According to the article “Student loan assistance may become as popular as 401(k) plans,” they offered an example of this new perk in action. Jessica Crowley who works for New York Air Brake is getting student loan assistance. Recently implemented in the company, New York Air Brake is paying Crowley $166 a month toward her student loan balance. As noted by David Pratt, who is a professor at Albany Law School and studies employee benefits, stated: “this is certainly emerging as a new and very important benefit.” Recent graduates are seeing this as meaningful as 401(k) plans, for it eases the burden on them to pay off their student loans while they are working.

However, this may not necessarily be the way to overcome the growing student loan deficit. As noted by Pratt, it appears that we are treating the symptoms rather than the disease itself. The main problem is the rising costs of higher education. Until the cost of getting a college degree is reeled in, then there is little chance that the ballooning debt will cease.

Right now, only about 4 percent of companies are offering such a benefit.
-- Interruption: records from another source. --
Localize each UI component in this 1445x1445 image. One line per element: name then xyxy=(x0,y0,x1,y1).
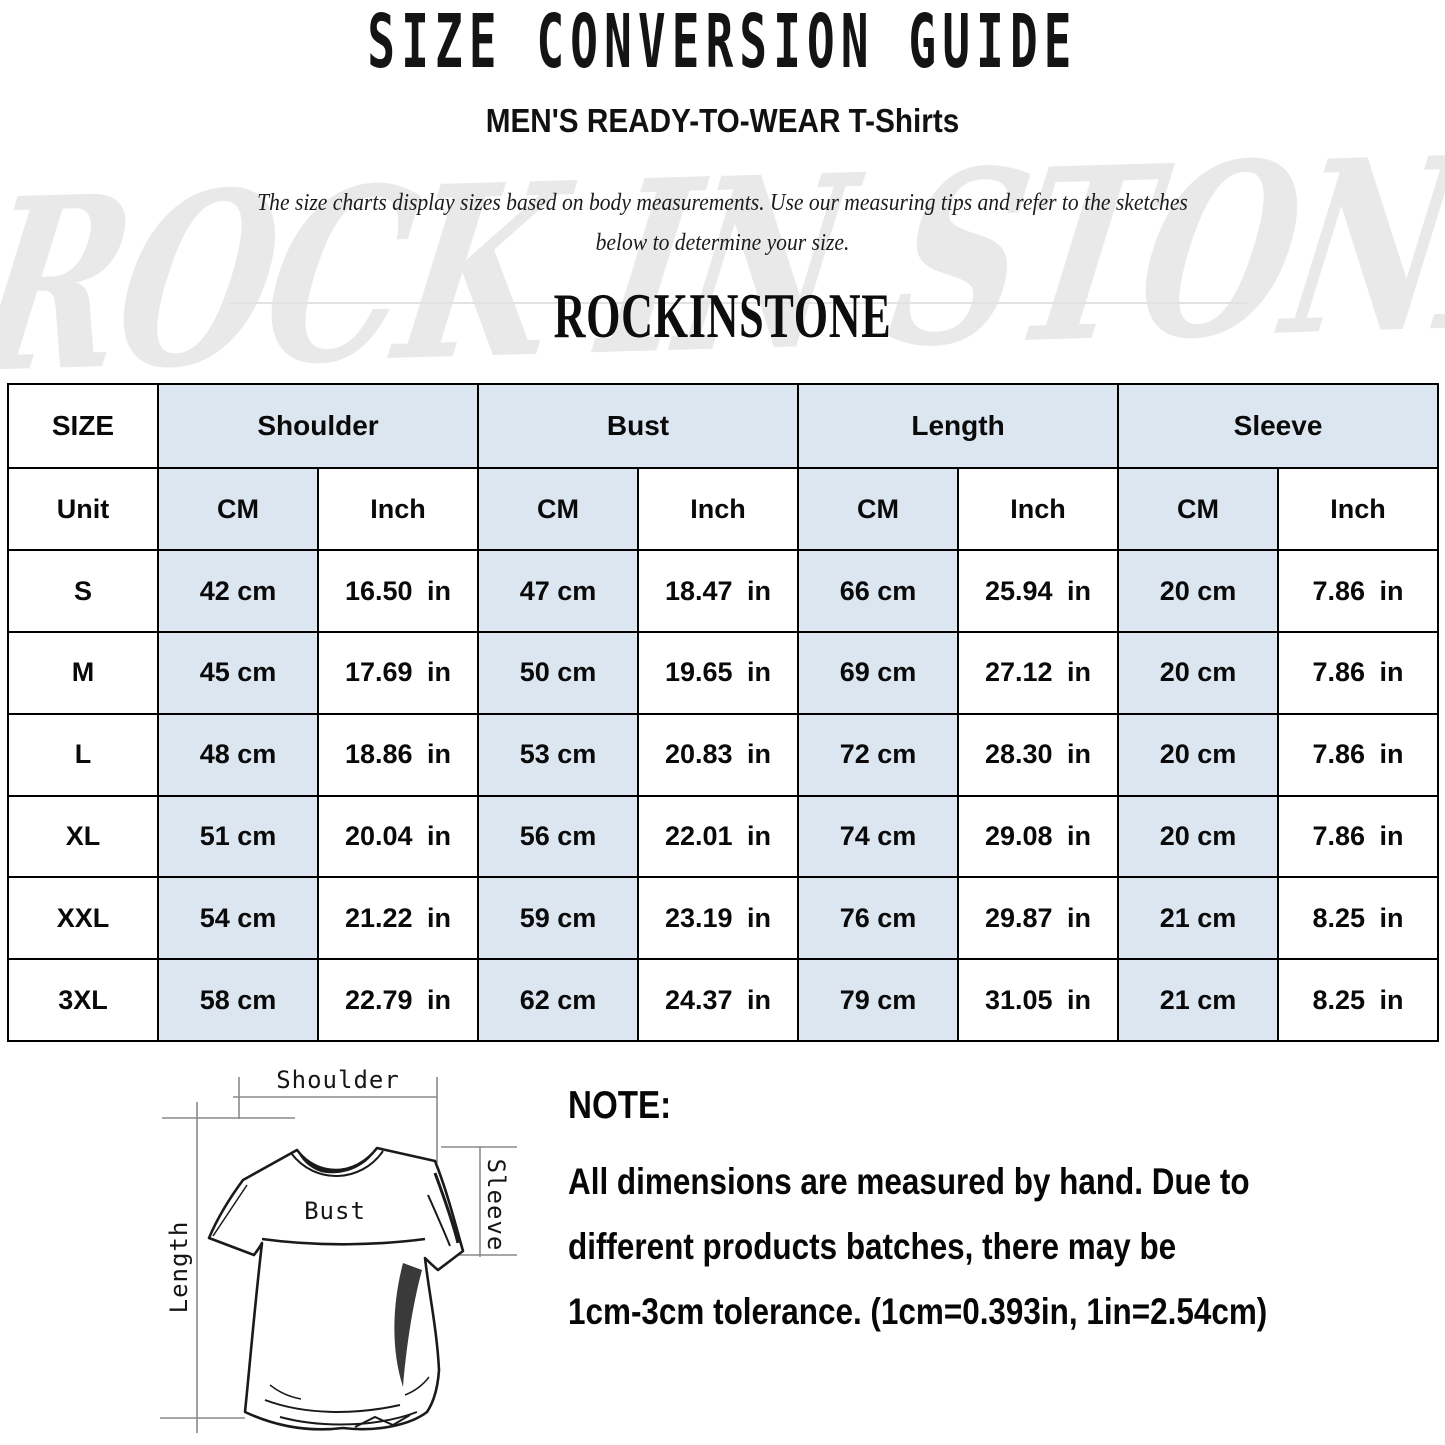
measurement-cell: 31.05 in xyxy=(957,958,1120,1042)
measurement-cell: 51 cm xyxy=(157,794,319,879)
size-cell: XL xyxy=(7,794,159,879)
group-header-sleeve: Sleeve xyxy=(1117,382,1440,470)
measurement-cell: 24.37 in xyxy=(636,958,800,1042)
table-row: XXL 54 cm 21.22 in 59 cm 23.19 in 76 cm … xyxy=(7,876,1440,961)
note-line-1: All dimensions are measured by hand. Due… xyxy=(568,1161,1250,1202)
size-cell: XXL xyxy=(7,876,159,961)
measurement-cell: 20.83 in xyxy=(636,712,800,797)
brand-name: ROCKINSTONE xyxy=(553,281,892,351)
brand-underline xyxy=(228,302,1248,304)
size-conversion-table: SIZE Shoulder Bust Length Sleeve Unit CM… xyxy=(7,382,1440,1042)
unit-cell: CM xyxy=(797,467,960,552)
measurement-cell: 16.50 in xyxy=(317,549,479,633)
measurement-cell: 21 cm xyxy=(1117,876,1280,961)
measurement-cell: 62 cm xyxy=(477,958,639,1042)
measurement-cell: 22.01 in xyxy=(636,794,800,879)
measurement-cell: 21 cm xyxy=(1117,958,1280,1042)
measurement-cell: 27.12 in xyxy=(957,630,1120,715)
table-corner-size-header: SIZE xyxy=(7,382,159,470)
table-row: L 48 cm 18.86 in 53 cm 20.83 in 72 cm 28… xyxy=(7,712,1440,797)
diagram-label-length: Length xyxy=(165,1221,193,1314)
tshirt-sketch xyxy=(207,1146,465,1431)
measurement-cell: 20.04 in xyxy=(317,794,479,879)
table-row: XL 51 cm 20.04 in 56 cm 22.01 in 74 cm 2… xyxy=(7,794,1440,879)
measurement-cell: 21.22 in xyxy=(317,876,479,961)
measurement-cell: 18.47 in xyxy=(636,549,800,633)
brand-watermark: ROCK IN STONE xyxy=(0,102,1445,427)
measurement-cell: 29.08 in xyxy=(957,794,1120,879)
measurement-cell: 7.86 in xyxy=(1277,712,1440,797)
measurement-cell: 7.86 in xyxy=(1277,549,1440,633)
unit-cell: Inch xyxy=(957,467,1120,552)
page-title: SIZE CONVERSION GUIDE xyxy=(367,0,1078,85)
table-group-header-row: SIZE Shoulder Bust Length Sleeve xyxy=(7,382,1440,470)
description-line-1: The size charts display sizes based on b… xyxy=(257,190,1188,216)
measurement-cell: 42 cm xyxy=(157,549,319,633)
measurement-cell: 20 cm xyxy=(1117,794,1280,879)
table-row: M 45 cm 17.69 in 50 cm 19.65 in 69 cm 27… xyxy=(7,630,1440,715)
group-header-length: Length xyxy=(797,382,1120,470)
measurement-cell: 17.69 in xyxy=(317,630,479,715)
unit-label-cell: Unit xyxy=(7,467,159,552)
tshirt-measurement-diagram: Shoulder Bust Length Sleeve xyxy=(160,1066,517,1433)
measurement-cell: 28.30 in xyxy=(957,712,1120,797)
measurement-cell: 8.25 in xyxy=(1277,876,1440,961)
measurement-cell: 20 cm xyxy=(1117,630,1280,715)
description-line-2: below to determine your size. xyxy=(595,230,850,256)
measurement-cell: 25.94 in xyxy=(957,549,1120,633)
unit-cell: CM xyxy=(477,467,639,552)
table-row: S 42 cm 16.50 in 47 cm 18.47 in 66 cm 25… xyxy=(7,549,1440,633)
table-unit-row: Unit CM Inch CM Inch CM Inch CM Inch xyxy=(7,467,1440,552)
measurement-cell: 74 cm xyxy=(797,794,960,879)
measurement-cell: 19.65 in xyxy=(636,630,800,715)
measurement-cell: 54 cm xyxy=(157,876,319,961)
measurement-cell: 69 cm xyxy=(797,630,960,715)
measurement-cell: 79 cm xyxy=(797,958,960,1042)
table-row: 3XL 58 cm 22.79 in 62 cm 24.37 in 79 cm … xyxy=(7,958,1440,1042)
unit-cell: CM xyxy=(157,467,319,552)
group-header-bust: Bust xyxy=(476,382,800,470)
measurement-cell: 56 cm xyxy=(477,794,639,879)
measurement-cell: 23.19 in xyxy=(636,876,800,961)
measurement-cell: 47 cm xyxy=(477,549,639,633)
measurement-cell: 7.86 in xyxy=(1277,630,1440,715)
unit-cell: Inch xyxy=(636,467,800,552)
measurement-cell: 45 cm xyxy=(157,630,319,715)
note-line-3: 1cm-3cm tolerance. (1cm=0.393in, 1in=2.5… xyxy=(568,1291,1268,1332)
measurement-cell: 53 cm xyxy=(477,712,639,797)
measurement-cell: 20 cm xyxy=(1117,549,1280,633)
measurement-cell: 18.86 in xyxy=(317,712,479,797)
size-cell: S xyxy=(7,549,159,633)
measurement-cell: 20 cm xyxy=(1117,712,1280,797)
measurement-cell: 76 cm xyxy=(797,876,960,961)
size-cell: 3XL xyxy=(7,958,159,1042)
diagram-label-sleeve: Sleeve xyxy=(482,1159,510,1252)
measurement-cell: 8.25 in xyxy=(1277,958,1440,1042)
diagram-label-shoulder: Shoulder xyxy=(276,1066,400,1094)
diagram-label-bust: Bust xyxy=(304,1197,366,1225)
unit-cell: CM xyxy=(1117,467,1280,552)
measurement-cell: 72 cm xyxy=(797,712,960,797)
measurement-cell: 7.86 in xyxy=(1277,794,1440,879)
note-block: NOTE: All dimensions are measured by han… xyxy=(568,1084,1391,1344)
measurement-cell: 48 cm xyxy=(157,712,319,797)
unit-cell: Inch xyxy=(1277,467,1440,552)
measurement-cell: 58 cm xyxy=(157,958,319,1042)
unit-cell: Inch xyxy=(317,467,479,552)
size-cell: M xyxy=(7,630,159,715)
size-cell: L xyxy=(7,712,159,797)
group-header-shoulder: Shoulder xyxy=(157,382,479,470)
measurement-cell: 59 cm xyxy=(477,876,639,961)
measurement-cell: 50 cm xyxy=(477,630,639,715)
measurement-cell: 66 cm xyxy=(797,549,960,633)
note-heading: NOTE: xyxy=(568,1084,672,1127)
note-line-2: different products batches, there may be xyxy=(568,1226,1177,1267)
measurement-cell: 29.87 in xyxy=(957,876,1120,961)
page-subtitle: MEN'S READY-TO-WEAR T-Shirts xyxy=(485,102,960,139)
measurement-cell: 22.79 in xyxy=(317,958,479,1042)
However, those that are fortunate to be at a company that offers such a perk will find that it makes a dent. The example that they offer in the above-mentioned article is as follows: “if someone has a student loan balance of $26,500 on a 10-year repayment term with a 4 percent interest rate, a $100 a month contribution from his or her employer would free them from their debt three years earlier.”

One of the biggest hurdles that this new trend has to overcome is the lack of tax benefits. Currently, companies do not receive any sort of tax incentive for offering such a contribution to their employees. Moreover, employees have to report it as income to the IRS. However, there are a number of bills that are aimed at tackling this issue. Starbucks and Verizon have already voiced their support for such a measure. It would indeed leverage companies to consider offering this benefit, possibly spurring a growth in its offering in the private sector that will make it as commonplace as other employee benefits.